Pour les soutenir, le gouvernement a mis 2,4 milliards sur la table via différentes mesures (tarif social élargi, chèque énergie, diminution de la TVA et des accises principalement). Ces mesures ne permettent toutefois pas de couvrir la hausse des prix, et ce, surtout pour les ménages de la classe moyenne inférieure. Hormis les ménages couverts par le tarif social et les ménages les plus riches, mieux protégés du choc, les mesures du gouvernement sont donc totalement insuffisantes.

En Belgique et dans la plupart des économies de l'OCDE, les salaires sont en recul dans la valeur ajoutée depuis des années.

Certains brandissent leur coût budgétaire.

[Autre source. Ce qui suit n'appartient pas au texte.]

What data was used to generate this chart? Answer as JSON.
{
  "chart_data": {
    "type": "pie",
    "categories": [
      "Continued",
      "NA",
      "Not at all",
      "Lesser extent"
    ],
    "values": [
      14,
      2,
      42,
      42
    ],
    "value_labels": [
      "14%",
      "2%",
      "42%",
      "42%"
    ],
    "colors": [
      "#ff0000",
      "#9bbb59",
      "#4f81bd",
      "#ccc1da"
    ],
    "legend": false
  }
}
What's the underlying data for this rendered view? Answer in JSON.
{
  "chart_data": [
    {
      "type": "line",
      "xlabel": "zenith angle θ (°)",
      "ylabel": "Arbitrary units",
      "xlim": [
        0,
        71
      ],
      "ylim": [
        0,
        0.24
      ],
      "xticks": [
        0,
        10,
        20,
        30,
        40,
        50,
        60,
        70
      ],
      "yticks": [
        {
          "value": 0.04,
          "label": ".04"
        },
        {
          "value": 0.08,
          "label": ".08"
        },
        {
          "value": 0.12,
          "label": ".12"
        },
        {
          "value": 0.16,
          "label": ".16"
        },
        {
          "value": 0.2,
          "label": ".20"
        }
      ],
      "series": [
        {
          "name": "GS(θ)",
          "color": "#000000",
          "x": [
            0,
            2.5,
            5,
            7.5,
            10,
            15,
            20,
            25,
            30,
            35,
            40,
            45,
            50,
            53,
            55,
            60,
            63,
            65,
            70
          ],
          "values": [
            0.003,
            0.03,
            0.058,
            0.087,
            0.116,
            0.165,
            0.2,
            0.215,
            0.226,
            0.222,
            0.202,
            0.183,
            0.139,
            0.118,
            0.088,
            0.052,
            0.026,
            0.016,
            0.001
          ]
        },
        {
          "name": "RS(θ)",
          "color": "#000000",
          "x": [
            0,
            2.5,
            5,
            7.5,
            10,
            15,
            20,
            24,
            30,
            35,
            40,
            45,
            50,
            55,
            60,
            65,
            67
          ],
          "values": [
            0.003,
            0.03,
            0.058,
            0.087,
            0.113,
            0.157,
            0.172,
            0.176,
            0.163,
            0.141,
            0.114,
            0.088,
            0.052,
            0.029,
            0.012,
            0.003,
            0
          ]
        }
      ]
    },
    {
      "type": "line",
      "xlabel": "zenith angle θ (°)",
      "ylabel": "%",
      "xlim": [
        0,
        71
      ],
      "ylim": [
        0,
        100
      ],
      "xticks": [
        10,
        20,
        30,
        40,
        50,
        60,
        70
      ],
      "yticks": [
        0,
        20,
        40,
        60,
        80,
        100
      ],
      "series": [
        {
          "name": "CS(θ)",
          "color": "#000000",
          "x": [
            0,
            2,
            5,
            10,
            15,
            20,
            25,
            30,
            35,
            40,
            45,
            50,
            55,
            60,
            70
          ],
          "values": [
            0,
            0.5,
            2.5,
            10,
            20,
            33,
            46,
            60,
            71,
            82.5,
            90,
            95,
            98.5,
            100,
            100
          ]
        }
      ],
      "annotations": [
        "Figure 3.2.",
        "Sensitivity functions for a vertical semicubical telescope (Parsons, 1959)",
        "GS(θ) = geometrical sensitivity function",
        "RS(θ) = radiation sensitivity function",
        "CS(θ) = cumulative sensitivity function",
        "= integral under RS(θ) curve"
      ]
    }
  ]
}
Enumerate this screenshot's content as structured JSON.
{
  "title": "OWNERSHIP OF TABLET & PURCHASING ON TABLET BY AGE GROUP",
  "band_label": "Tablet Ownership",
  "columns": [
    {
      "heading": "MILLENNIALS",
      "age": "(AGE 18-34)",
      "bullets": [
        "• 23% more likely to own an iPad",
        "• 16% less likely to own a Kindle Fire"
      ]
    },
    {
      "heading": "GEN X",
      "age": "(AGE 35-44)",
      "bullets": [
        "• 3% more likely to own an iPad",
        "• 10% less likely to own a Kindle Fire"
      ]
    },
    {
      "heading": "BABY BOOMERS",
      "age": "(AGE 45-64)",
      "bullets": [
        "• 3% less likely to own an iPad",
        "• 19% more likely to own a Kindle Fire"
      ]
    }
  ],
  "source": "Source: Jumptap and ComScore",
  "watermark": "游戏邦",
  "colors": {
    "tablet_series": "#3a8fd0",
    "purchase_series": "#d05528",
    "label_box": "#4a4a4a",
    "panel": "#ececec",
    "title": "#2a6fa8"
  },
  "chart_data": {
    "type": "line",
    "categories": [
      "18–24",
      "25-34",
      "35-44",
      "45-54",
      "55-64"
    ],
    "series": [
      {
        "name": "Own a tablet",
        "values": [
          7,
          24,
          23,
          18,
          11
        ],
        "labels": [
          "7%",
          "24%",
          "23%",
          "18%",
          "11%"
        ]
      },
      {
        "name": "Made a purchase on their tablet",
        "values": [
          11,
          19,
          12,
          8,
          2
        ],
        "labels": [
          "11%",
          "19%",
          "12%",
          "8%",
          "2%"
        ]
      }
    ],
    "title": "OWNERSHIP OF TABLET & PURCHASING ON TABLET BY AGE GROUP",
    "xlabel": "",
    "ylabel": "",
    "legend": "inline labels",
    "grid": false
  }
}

Pourtant, au regard des différentes mesures prises ces dernières années, ce coût est tout relatif. À titre d'illustration, la réforme du gouvernement Michel visant à baisser l’impôt des sociétés (de 33 à 25%) a coûté plus du double, c’est-à-dire, 4,8 milliards d’euros par an, selon la BNB.

Les aides corona destinées exclusivement aux entreprises (baisses et exemptions d’impôt, primes et subsides) ont coûté 5,8 milliards d’euros en 2020 et 2021, selon la Cour des comptes. Ces mesures ont coûté à la collectivité et bénéficié directement aux entreprises. Or l’inflation actuelle est aussi due à l’explosion des bénéfices.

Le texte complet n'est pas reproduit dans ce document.